Sifa made the journey from Dublin in a special transporter, designed to accommodate his impressive height of 18 feet. Thanks to some top-notch training by his Dublin Zoo crew, he strolled into the trailer all by himself and then chilled on a straw bed for rest of the journey.
Sifa’s journey here wasn’t just by road; it also included a sea voyage from Dublin to Holyhead, which took about 3 hours and 40 minutes. Animals can only enter the UK through official Border Control Points, which might not always be close to where they are going. From Holyhead, Sifa had a 337-mile road journey, taking around 6 hours to get here.
Organising a successful animal transfer, especially from outside the UK, can be a very tricky business. As well as the necessary paperwork and veterinary health checks, the participating zoos also share information on dietary requirements and any unique behaviours or preferences that the animals may have. This careful planning ensures the best possible fit for their new home.

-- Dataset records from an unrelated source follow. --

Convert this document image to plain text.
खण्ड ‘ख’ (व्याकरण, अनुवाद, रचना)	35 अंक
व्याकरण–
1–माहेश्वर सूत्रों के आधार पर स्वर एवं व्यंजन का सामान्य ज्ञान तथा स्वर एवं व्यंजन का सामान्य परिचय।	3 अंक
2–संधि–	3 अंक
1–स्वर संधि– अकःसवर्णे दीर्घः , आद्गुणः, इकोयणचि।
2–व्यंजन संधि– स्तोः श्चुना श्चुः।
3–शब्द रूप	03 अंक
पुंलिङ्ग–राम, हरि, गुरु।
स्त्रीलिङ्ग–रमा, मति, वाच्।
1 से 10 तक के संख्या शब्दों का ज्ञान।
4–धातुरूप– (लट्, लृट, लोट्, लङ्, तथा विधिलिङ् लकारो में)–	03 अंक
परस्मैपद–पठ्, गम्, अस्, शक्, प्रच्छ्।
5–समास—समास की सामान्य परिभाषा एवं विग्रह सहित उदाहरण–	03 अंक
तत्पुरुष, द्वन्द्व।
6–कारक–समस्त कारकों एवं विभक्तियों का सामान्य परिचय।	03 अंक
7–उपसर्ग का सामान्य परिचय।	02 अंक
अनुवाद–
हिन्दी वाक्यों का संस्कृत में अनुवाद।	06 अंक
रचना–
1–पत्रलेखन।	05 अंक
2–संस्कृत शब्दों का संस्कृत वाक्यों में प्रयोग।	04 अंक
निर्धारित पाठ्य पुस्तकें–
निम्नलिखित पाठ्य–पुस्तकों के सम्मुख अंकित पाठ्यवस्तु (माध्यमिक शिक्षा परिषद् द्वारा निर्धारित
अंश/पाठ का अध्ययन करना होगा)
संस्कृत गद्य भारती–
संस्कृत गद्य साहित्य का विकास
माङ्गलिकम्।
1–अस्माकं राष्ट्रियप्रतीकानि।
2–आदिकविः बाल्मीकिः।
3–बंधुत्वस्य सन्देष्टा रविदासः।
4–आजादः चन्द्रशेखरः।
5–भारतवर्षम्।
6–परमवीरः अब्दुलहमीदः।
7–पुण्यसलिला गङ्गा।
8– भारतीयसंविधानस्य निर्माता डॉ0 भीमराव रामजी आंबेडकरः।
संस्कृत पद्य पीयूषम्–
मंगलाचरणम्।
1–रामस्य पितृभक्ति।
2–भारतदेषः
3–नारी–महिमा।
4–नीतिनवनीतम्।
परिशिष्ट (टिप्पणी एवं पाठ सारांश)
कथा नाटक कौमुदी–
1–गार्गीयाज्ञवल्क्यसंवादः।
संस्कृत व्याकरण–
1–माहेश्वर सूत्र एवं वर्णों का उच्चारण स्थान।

Large Mammals Team Leader Suzi Marshall shared her excitement saying, ‘We are thrilled to welcome a new male into our giraffe tower. We are used to having an all-female group, so we were a bit taken aback by how tall he is, he’s a good couple of feet taller than all our girls! We wanted to make him feel welcome as soon as he arrived, so we laid out a delicious dinner of willow. He made himself right at home and started tucking in right away!’
Sifa has already been successfully mixed with his new companions Harriet, Bella and Ruby and they seem to be hitting it off. Make sure to pop along and say hello next time you are in the park.
Out in the wild, giraffe populations have dropped by about 30% since the 1980’s, leaving only around 117,000 individuals remaining. Rothchild’s giraffes are now considered to be an endangered species with fewer than 2000 left in the wild. Zoos and safari parks like ours play a fundamental role in preserving the future of this species through captive breeding programmes and contributions to in-situ conservation efforts. So, let’s give Sifa a warm welcome and help protect these majestic giraffes!